What is the name of iron chelating agents given in thalassemia children?
Deferasirox is an iron chelator used for the treatment of myelodysplastic syndromes, including thalassaemia.
When do you start iron chelation therapy for thalassemia?
Chelation therapy should be started after about one year of chronic transfusions. This correlates with a serum ferritin of approximately 1,000 ng/mL. LIC is the best measure of total iron loading. LIC should be at least 3,000 µg/g dry weight before starting chelation.
Why can’t thalassemia take iron?
People with thalassaemia may be advised to avoid iron supplements because they are at risk of iron overload. Carriers of the thalassaemia gene may be asymptomatic but pregnancy can precipitate anaemia and there is a chance that this may be inappropriately treated with iron replacement.
What is the best iron chelator?
Deferoxamine. Deferoxamine mesylate (Desferal®, desferrioxamine) is the best-known example of a medicinal siderophore and the most common one in medical use [8,9,27]. DFO has been used for decades to treat iron-overload diseases and remains the current standard for iron-chelation therapy [60–62].
Which is the commonly used chelator?
Calcium disodium ethylenediamine tetraacetic acid (CaNa2EDTA) is the most commonly used chelating agent. It is a derivative of ethylenediamine tetraacetic acid (EDTA); a synthetic polyamino-polycarboxylic acid and since 1950s has been one of the mainstays for the treatment of childhood lead poisoning [12].
What is chelate iron?
Chelated iron is a supplemental form of iron that has been chemically altered to allow it to pass through the digestive system without breaking apart. Instead, the chelated iron gets carried into the cells—along with the amino acid that it is bound to—for more efficient absorption.
How does chelation therapy treat thalassemia?
It is an oral iron-chelating agent that reduces liver iron concentration and serum ferritin levels. Deferasirox binds iron with high affinity in a 2:1 ratio. It is approved for treatment of chronic iron overload due to multiple blood transfusions and non–transfusion-dependent thalassemia.
Is ferritin normal in thalassemia?
The serum ferritin is decreased in iron deficiency, normal in thalassemia, and increased in chronic infection.
Is iron low in thalassemia?
It has long been considered that iron deficiency does not exist in thalassemia syndromes, including thalassemia major as well as trait. However, studies have shown the occurrence of iron deficiency in patients with beta thalassemia trait (BTT).
Is ferritin high in thalassemia?
Results: 87.4% of the beta thalassaemia major patients showed very high ferritin levels. The mean serum ferritin level was found to be 2767.52 ng/ml. 44.4% patients had serum ferritin between 1000 to 2500 ng/ml, while 43.05% patients had values above 2500 ng/ml.
How do iron chelating agents work?
Iron chelation therapy works by binding to the iron and allows the body to excrete the bound particles. Iron chelating agents come as a dissolvable tablet, Exjade (Deferasirox), or as a slow infusion, Desferrioxamine, under the skin or intravenously (into a vein).

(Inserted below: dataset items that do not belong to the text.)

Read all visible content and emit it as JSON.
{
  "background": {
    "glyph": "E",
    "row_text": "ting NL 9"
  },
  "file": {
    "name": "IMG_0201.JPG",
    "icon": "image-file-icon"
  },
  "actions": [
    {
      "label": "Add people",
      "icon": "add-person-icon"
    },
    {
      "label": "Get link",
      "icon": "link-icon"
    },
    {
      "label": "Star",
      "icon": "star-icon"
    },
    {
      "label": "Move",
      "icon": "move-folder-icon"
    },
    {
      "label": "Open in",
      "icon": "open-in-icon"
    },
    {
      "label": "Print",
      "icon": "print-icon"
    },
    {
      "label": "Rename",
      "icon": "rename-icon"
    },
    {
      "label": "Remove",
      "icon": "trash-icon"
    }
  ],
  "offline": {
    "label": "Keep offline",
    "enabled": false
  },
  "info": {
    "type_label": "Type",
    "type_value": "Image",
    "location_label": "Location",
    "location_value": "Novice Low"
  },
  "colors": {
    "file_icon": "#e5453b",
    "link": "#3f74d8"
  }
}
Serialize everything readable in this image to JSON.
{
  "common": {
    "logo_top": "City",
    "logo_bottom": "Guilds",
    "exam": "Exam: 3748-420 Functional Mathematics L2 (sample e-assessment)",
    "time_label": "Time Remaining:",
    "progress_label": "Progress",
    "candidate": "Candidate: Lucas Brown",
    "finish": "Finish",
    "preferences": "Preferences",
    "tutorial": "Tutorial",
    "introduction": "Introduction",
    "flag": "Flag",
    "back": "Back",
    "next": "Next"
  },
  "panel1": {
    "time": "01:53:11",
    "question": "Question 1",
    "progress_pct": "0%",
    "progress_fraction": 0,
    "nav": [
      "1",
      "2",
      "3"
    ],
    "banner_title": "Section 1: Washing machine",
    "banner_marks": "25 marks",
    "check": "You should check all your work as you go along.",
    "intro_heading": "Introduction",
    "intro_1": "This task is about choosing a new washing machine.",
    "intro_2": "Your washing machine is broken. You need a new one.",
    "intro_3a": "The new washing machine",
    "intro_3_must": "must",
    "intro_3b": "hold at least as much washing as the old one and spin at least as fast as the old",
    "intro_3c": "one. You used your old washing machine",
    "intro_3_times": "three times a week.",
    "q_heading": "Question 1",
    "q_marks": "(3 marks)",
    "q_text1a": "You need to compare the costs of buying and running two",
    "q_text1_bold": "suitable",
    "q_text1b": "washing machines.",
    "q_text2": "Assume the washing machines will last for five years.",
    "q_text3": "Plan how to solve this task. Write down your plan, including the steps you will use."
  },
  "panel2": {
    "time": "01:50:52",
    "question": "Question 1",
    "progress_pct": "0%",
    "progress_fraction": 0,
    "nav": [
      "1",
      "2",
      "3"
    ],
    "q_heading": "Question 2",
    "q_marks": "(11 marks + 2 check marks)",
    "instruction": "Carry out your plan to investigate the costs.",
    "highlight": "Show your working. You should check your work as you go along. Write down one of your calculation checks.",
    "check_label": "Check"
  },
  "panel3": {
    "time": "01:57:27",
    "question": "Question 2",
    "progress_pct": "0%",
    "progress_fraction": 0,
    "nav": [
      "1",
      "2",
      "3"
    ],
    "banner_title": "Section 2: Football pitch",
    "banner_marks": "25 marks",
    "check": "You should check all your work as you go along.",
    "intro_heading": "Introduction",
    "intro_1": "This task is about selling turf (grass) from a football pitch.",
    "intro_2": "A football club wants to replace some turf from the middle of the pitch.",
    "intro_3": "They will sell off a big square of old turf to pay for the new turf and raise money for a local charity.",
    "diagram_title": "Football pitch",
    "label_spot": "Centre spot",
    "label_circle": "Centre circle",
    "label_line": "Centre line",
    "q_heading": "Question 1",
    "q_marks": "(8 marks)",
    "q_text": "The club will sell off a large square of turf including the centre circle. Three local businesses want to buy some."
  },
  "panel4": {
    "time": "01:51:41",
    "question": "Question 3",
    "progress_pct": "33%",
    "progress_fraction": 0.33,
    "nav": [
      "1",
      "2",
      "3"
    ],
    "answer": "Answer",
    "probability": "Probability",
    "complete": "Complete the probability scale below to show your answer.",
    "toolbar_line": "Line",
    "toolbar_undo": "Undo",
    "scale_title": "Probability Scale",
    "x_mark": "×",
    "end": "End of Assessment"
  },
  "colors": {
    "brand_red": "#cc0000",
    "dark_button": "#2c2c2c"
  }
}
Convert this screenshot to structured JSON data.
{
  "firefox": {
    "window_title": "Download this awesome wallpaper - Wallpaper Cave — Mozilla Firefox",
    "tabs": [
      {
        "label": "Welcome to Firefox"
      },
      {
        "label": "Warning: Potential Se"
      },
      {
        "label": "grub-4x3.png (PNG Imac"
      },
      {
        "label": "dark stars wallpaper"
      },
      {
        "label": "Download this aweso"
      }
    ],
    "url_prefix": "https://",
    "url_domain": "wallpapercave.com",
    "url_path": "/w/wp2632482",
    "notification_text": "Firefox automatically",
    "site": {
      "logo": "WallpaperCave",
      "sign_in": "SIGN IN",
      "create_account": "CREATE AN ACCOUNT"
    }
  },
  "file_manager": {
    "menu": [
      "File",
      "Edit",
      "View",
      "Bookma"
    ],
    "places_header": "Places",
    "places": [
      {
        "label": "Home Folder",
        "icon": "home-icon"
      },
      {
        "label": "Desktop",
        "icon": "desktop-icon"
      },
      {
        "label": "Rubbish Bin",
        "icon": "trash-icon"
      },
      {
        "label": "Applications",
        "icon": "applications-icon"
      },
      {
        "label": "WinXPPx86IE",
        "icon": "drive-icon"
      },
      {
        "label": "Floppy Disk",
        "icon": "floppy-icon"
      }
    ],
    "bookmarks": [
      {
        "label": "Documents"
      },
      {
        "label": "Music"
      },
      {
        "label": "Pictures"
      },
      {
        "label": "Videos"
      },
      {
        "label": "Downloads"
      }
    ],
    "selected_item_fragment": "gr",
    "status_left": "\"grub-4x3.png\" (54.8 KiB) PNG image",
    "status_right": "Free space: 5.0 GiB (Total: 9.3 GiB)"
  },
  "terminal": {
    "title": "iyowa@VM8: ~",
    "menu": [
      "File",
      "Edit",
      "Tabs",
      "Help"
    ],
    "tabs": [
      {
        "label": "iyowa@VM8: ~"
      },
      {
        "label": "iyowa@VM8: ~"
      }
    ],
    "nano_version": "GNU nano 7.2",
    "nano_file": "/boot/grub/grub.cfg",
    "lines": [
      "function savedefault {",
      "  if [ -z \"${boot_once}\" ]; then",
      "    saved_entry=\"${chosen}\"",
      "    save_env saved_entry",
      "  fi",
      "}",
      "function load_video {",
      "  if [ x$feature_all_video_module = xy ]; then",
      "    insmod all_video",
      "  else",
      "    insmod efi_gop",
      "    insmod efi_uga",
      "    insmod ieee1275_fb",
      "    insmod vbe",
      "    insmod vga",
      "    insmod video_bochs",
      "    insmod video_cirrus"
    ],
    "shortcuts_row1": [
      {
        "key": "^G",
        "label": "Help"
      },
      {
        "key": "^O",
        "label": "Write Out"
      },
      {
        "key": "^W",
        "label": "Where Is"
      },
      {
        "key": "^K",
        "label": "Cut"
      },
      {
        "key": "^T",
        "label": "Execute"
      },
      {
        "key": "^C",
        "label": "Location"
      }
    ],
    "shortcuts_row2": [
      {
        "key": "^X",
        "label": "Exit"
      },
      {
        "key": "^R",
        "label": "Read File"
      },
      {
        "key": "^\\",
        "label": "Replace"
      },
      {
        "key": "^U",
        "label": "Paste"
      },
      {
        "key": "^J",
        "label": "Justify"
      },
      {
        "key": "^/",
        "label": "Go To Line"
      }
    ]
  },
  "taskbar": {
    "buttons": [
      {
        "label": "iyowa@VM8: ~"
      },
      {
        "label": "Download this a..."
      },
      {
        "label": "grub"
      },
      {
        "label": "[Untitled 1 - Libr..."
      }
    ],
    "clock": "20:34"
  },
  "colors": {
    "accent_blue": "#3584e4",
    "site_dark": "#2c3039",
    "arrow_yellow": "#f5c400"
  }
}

WHO classified chelating agents?
Chelating agents are generally classified based upon the target heavy metal – iron, copper, mercury and lead being the major targets. Some chelating agents have a high degree of specificity for the target metal, while others chelate multiple agents.
What is chelation therapy for iron deficiency?
Chelation therapy aims to balance the rate of iron accumulation from blood transfusion by increasing iron excretion in urine and or faces with chelators. If chelation has been delayed or has been inadequate, it will be necessary to excrete iron at a rate which exceeds this.
What is the best treatment for thalassemia major?
The focus of most Thalassemia Major patients is iron chelation therapy and we some excellent drugs for that like Desferal, Exjade, and Deferiprone. However, there are many natural sources of food that serve as iron chelators and we, as patients, can greatly benefit from consuming them on a daily basis.
How much iron is absorbed from the Diet in thalassaemia?
In transfusion dependent thalassaemia (TDT), the contribution of iron absorbed from the diet is small compared with blood transfusion. Normal intestinal iron absorption is about 1-2 mg/day. In patients with thalassaemia who do not receive any transfusion, iron absorption increases several-fold.
What is the prognosis of thalassaemia without transfusion?
In patients with thalassaemia who do not receive any transfusion, iron absorption increases several-fold. It has been estimated that iron absorption exceeds iron loss when expansion of red cell precursors in the bone marrow exceeds five times that of healthy individuals.